Brazil has high death rates, which is 6.5 deaths/1,000 population, death rates means the number of people in every 1000 who die each year. Brazil has such a high death rate is because in many cases, there are dirty, unreliable water suppliers, poor housing conditions, poor access to medical services, diets that are short in calories or protein. We can see that the standard of living in Brazil is not good. Also because of the lack of health care and nurses and doctors, many people have a poor diet, therefore it causes the increase of the death rate. Instead, developed countries have low death rates, which mean they have less people dying than developing countries per year. This is because they have good housing conditions, safe water supplies, more than enough food to eat and advanced medical services which are easy to access. Therefore they have a lower death rate than developing countries, like Brazil.

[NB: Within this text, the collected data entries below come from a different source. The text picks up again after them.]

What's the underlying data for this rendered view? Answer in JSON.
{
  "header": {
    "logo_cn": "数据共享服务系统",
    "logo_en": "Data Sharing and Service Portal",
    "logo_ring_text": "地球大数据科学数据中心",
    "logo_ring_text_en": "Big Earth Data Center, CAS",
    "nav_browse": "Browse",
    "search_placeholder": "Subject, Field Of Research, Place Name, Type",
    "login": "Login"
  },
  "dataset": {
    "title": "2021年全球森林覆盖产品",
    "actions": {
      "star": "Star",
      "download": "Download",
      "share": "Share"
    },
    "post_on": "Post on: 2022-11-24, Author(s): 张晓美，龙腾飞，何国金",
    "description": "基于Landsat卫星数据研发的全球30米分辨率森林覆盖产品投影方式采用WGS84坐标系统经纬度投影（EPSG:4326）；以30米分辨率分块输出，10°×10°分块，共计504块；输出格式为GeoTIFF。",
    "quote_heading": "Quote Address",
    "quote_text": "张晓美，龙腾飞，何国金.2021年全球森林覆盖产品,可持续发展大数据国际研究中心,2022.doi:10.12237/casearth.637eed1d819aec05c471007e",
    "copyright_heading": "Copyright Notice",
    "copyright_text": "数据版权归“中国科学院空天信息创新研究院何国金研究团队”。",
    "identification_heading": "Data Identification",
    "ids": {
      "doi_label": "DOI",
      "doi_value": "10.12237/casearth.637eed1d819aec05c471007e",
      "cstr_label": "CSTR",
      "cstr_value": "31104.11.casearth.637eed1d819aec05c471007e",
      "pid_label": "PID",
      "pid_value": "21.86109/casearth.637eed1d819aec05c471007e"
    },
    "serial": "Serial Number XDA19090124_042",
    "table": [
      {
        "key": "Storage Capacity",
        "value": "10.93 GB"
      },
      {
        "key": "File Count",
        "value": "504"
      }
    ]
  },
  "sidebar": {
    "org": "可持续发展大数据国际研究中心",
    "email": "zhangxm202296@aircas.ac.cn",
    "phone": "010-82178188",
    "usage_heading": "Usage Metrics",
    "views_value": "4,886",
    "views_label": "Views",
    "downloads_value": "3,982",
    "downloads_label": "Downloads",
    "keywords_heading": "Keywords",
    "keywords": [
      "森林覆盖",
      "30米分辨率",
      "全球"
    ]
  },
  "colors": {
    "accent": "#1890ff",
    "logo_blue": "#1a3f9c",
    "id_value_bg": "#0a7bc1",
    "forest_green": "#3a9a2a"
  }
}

Brazil has a life expectancy of 74 years, which is 6 years lower than the OECD average of 80 years. In term of employment, over 68% of people aged 15 to 64 in Brazil have a paid job, which they mainly involved in service industries and workers. In Brazil, 41% of adults aged 25 to 64 have earned the equivalent of a high- school degree, which is less than the OECD average of 74% and in terms of education quality, the average student scored 401 in reading literacy, maths and science in the OECD’s Programme for International Student Assessment( PISA). This score is lower than the average of 497.
In general, people in Brazil is satisfied with their lives, higher than the average of OECD average of 80%, with 82% of people saying they have more positive experiences in an average day than negative ones.